Buracos negros podem ser muito contraditórios, especialmente se as ideias de Stephen Hawking estiverem corretas — e aparentemente estão. Em março, um estudo fortaleceu a hipótese da radiação Hawking, através da qual um buraco negropode encolher até evaporar. Contudo, uma nova pesquisa confirma que a área de buracos negros não pode encolher. Por mais conflitantes que essas afirmações pareçam ser, ambas podem estar corretas.

Na década de 1970, Hawking, com os cientistas James Bardon e Brandon Carter, postulou as quatro leis da mecânica dos buracos negros. Para alguns, elas pareciam um paralelo com as leis da termodinâmica, mas Hawking era relutante à ideia de juntar a entropia aos buracos negros. E naquela época, havia um bom motivo para isso: não podia haver entropia sem radiação, e buracos negros não seriam capazes de emitir nenhum tipo de energia (ou radiação).

Essa convicção de Hawking se despedaçou poucos anos depois, como veremos mais adiante. Mas a segunda lei da mecânica dos buracos negros é particularmente interessante: a área de um buraco negro jamais poderia diminuir de tamanho. A “área de um buraco negro” é o espaço além do horizonte de eventos, que é o ponto de onde nada, nem a luz, pode escapar. Se nada pode sair de um buraco negro, ele não pode encolher, apenas crescer.

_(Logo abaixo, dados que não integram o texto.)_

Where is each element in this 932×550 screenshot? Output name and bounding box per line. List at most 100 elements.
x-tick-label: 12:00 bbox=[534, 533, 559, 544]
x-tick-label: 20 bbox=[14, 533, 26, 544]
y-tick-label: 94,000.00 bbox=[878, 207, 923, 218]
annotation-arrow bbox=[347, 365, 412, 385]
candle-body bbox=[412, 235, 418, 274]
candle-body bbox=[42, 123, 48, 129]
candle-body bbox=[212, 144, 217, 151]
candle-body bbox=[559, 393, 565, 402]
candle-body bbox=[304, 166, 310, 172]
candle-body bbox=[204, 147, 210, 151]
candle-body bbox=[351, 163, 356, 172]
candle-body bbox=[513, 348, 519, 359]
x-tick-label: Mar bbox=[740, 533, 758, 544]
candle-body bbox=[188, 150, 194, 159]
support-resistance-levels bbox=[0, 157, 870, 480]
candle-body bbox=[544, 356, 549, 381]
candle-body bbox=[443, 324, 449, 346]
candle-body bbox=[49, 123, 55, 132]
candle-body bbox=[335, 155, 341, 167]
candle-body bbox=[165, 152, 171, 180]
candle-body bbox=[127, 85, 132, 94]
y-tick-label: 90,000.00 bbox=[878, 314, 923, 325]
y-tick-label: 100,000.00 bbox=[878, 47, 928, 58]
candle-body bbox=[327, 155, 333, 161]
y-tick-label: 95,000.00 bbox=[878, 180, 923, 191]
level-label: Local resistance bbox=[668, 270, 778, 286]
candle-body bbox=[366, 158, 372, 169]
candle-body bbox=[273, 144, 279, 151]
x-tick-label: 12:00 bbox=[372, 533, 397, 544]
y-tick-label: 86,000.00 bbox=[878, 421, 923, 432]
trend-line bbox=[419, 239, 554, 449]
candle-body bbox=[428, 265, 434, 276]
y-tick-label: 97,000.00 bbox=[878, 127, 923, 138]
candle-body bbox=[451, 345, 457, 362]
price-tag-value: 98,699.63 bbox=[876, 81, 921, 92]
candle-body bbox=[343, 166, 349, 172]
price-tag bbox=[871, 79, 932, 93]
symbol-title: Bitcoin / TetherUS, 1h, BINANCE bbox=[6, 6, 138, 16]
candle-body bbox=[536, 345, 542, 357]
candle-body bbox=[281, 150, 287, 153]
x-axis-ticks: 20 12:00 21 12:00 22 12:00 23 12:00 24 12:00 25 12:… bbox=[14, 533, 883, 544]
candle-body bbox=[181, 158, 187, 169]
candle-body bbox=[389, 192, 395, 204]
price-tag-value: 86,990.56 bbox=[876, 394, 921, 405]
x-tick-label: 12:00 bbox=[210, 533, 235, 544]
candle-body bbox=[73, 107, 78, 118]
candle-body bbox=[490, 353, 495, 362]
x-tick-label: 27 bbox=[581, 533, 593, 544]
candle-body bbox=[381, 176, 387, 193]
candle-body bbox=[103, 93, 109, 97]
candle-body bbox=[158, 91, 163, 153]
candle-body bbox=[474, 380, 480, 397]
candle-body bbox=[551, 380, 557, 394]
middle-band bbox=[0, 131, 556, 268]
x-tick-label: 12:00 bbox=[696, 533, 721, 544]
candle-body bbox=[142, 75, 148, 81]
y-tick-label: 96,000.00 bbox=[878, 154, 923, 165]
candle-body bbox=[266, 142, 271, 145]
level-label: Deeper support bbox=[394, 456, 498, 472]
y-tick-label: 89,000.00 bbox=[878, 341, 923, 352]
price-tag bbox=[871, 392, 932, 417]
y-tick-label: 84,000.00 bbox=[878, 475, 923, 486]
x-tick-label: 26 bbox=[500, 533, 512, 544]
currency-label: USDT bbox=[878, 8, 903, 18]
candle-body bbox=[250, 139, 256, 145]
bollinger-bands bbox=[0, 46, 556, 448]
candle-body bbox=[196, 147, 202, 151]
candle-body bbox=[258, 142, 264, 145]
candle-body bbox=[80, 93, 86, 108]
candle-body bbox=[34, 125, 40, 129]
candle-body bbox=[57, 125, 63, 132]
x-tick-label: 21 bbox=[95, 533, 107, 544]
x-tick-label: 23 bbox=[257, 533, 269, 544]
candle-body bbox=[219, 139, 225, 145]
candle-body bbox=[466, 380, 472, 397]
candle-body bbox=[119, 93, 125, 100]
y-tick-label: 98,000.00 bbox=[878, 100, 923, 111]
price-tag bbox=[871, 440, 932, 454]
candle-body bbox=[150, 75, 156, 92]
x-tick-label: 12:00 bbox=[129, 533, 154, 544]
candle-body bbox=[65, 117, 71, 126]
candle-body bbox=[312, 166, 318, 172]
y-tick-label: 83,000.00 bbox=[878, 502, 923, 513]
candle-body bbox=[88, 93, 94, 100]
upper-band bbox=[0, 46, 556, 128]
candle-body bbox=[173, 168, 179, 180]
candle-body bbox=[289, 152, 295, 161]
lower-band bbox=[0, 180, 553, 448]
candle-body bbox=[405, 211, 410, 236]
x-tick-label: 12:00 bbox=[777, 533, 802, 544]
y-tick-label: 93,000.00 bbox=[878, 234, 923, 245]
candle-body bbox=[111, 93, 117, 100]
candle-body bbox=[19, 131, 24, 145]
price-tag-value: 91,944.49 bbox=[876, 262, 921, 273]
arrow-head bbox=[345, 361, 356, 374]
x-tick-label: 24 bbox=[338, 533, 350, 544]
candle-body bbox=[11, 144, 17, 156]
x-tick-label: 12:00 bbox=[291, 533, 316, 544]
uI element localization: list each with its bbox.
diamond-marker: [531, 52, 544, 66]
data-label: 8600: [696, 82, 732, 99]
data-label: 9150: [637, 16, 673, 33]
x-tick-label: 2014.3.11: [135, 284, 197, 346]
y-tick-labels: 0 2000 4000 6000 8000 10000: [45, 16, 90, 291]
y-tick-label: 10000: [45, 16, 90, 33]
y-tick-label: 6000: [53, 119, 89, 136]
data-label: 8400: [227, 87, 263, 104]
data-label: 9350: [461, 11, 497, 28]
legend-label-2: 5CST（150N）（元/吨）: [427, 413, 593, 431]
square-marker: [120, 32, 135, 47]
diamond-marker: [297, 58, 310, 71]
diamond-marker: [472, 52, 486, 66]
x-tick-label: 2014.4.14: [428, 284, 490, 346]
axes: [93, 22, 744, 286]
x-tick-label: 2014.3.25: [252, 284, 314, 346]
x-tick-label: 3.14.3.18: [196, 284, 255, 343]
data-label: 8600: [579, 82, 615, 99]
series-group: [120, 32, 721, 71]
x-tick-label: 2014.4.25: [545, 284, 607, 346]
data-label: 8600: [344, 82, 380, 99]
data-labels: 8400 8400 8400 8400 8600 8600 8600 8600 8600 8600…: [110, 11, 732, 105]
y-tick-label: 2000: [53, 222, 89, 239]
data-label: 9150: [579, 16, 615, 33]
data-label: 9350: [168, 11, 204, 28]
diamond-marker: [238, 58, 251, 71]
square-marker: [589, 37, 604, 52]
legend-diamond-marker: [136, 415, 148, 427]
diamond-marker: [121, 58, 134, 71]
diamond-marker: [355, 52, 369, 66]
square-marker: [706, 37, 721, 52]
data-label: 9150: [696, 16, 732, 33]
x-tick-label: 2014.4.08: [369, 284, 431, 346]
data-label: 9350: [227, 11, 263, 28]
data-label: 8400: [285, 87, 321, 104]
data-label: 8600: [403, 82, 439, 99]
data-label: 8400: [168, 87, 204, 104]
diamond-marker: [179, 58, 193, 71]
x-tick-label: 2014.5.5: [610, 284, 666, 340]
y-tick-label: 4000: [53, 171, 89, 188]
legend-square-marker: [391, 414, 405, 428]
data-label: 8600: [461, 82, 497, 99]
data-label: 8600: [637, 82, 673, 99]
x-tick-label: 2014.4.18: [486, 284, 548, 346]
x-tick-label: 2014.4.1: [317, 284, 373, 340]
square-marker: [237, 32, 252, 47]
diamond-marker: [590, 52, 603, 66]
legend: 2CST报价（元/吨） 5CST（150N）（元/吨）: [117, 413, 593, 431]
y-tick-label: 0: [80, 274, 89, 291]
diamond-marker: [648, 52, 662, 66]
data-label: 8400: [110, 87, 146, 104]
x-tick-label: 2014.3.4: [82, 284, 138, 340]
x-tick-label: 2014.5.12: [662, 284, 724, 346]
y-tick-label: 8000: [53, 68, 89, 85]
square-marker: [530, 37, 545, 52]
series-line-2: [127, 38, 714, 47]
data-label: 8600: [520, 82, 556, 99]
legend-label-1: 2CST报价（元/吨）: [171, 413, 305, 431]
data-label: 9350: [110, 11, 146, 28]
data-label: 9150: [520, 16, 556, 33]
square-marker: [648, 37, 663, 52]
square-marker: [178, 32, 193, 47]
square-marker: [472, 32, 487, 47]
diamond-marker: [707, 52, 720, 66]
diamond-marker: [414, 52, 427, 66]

Um meio de fazer buracos negros crescerem é deixar alguma matéria cair dentro deles, mas e se juntarmos dois buracos negros?

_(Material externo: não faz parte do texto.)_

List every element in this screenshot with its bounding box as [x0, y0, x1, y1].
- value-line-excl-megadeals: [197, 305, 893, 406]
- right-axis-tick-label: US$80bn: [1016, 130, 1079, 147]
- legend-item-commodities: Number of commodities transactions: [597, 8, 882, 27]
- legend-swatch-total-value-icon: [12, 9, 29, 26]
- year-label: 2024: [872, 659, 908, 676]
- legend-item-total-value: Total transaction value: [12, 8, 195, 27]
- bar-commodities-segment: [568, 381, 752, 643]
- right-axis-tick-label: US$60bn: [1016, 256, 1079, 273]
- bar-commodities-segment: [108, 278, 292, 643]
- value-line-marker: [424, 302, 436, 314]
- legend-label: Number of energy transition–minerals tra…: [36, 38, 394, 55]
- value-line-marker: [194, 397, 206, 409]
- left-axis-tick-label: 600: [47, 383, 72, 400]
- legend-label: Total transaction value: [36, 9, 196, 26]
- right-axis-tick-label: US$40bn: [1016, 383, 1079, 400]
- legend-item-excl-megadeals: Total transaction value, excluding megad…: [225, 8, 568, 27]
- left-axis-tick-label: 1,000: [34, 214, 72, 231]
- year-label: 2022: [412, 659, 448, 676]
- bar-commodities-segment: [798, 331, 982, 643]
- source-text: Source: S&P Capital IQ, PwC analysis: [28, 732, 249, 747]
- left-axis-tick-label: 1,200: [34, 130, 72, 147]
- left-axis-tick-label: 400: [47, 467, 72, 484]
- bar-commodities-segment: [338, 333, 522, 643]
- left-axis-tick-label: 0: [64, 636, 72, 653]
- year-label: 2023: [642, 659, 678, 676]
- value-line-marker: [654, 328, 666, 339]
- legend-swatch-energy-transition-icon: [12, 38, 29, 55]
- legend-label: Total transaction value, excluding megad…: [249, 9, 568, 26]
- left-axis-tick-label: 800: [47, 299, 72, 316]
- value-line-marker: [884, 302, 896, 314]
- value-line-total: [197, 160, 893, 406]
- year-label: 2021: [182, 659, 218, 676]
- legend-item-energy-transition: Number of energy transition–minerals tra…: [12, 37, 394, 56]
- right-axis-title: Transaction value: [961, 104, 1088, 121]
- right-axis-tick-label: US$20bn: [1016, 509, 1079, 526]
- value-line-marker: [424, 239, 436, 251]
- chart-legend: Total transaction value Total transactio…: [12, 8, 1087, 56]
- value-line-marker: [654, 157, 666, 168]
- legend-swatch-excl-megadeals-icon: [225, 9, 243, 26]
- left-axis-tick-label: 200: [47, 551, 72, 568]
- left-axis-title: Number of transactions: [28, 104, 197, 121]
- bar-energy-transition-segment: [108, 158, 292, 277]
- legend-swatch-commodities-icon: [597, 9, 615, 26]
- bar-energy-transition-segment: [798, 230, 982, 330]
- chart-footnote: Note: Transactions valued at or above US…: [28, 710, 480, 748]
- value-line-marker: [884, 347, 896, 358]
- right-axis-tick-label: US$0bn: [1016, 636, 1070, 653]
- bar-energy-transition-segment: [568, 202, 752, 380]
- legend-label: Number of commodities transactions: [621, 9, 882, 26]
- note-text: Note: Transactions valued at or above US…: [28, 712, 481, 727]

Os autores do novo estudo estavam atrás da resposta para essa pergunta e, para isso, analisaram os dados de um evento cósmico catalogado como GW150914 — a primeira detecção de ondas gravitacionais feita por seres humanos. Essas ondas, detectadas em 2015, foram o resultado de um grande impacto e subsequente fusão entre dois buracos negros. O evento GW150914 se tornou um marco para a física, pois com ele, as teorias de Einstein na Relatividade Geral foram confirmadas mais uma vez.